L'unité radicale d'observation de l'atelier est l'émotion. Dans notre pratique, l'émotion est reine. C'est elle qu'on va suivre, qu'on va écouter, à laquelle on va réserver l'espace d'expression le plus large possible. C'est elle qu'on va danser et toute émotion est bienvenue, accueillie. Aucune d'entre elles n'est discriminée ou étiquetée comme "négative". Notre postulat est, qu'en l'absence d'étiquette, une simple émotions peut devenir une véritable épopée ou un tableau à contempler. Il est en effet fort à parier que, quand on la nomme, l'émotion suit le chemin de l'étiquette donnée et que sa capacité à surprendre soit amoindrie quand elle respecte cette contrainte.
Nous avons l'habitude de ressentir et de réagir et souvent, une partie de notre éducation se rejoue à chaque émotion manifestée et dans chaque réaction.
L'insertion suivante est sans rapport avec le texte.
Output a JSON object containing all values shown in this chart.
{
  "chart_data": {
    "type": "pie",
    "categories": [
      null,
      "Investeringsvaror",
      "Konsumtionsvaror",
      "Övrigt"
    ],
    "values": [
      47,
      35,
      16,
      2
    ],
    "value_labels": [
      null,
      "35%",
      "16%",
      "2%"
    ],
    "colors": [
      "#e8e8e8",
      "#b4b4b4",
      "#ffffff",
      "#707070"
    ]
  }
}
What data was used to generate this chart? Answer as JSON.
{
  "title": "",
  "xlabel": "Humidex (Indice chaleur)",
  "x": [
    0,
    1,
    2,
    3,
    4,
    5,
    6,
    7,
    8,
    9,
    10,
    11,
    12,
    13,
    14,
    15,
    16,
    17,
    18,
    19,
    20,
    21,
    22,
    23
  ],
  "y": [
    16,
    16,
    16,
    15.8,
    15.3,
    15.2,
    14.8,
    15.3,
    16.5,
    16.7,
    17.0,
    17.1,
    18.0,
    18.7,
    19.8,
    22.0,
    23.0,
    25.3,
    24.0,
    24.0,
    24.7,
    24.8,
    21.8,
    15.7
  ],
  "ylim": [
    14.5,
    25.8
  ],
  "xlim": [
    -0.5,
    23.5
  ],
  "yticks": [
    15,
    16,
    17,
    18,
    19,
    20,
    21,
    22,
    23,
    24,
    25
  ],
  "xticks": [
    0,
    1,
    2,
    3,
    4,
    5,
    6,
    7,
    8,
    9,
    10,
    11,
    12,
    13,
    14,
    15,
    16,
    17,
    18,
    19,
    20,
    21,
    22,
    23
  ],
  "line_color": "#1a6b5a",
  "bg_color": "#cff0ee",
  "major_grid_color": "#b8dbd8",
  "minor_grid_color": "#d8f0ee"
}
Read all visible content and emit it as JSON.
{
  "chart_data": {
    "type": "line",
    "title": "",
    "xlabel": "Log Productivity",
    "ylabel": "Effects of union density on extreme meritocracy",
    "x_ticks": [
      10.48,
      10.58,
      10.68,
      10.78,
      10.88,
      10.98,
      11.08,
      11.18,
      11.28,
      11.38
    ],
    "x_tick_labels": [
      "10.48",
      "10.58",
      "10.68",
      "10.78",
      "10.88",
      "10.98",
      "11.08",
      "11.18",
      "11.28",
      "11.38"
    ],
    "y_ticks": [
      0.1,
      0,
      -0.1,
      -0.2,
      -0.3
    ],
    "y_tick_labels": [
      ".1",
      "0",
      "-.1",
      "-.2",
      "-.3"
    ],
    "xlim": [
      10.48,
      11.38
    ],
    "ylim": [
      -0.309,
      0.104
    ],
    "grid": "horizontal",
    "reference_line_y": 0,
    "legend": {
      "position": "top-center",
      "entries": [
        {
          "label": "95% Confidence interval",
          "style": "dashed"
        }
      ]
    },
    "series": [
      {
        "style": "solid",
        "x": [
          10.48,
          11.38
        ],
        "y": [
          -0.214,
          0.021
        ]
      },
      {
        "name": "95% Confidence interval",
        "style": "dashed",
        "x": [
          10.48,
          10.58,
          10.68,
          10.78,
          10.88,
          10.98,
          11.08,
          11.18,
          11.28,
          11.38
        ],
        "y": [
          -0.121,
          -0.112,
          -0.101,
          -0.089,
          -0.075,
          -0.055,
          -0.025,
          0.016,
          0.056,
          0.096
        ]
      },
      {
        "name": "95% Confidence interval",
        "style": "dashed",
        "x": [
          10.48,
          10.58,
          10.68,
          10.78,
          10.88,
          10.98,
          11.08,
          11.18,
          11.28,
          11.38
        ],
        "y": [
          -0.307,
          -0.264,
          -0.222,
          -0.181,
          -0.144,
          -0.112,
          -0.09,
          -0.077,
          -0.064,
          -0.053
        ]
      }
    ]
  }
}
Nous avons parfois l'habitude de chercher à analyser ces émotions, à les regrouper en archétype ou à remonter le fil de nos existences, à explorer le passé pour comprendre la source de nos automatismes. Si ces pratiques analytiques peuvent se montrer salutaire, voire dans certains cas indispensables, il y a aussi, dans l'instant vécu, dans le moment d'une émotion qui se révèle, une quantité infinie de connaissance qu'il est toujours possible de contempler et qui est différente à chaque expression. Ce qui est fascinant dans cette contemplation, c'est qu'il n'y rien à faire, ni rien à comprendre.
Dans le registre des émotions, le moins on en fait, le plus la connaissance se fait exponentielle. Il est possible que ce soit cette même contemplation, cette même connaissance vivante qui guide certains artiste, pour qui elle est souvent la matière première, ou même le guide privilégié quand il s'agit d'arpenter les chemins de traverse de la création. Il est aussi possible que cette matière première ne soit pas réservée qu'aux seuls artistes, que cette connaissance vivante, le fruit de notre contemplation puisse être mise en mouvement sans qu'il n'y ai aucun résultat à produire ni aucune esthétique à atteindre. Nous pouvons simplement, peut-être, utiliser la richesse expressive de nos émotions comme une encre pour écrire et notre corps comme un mode de calligraphie du mouvement.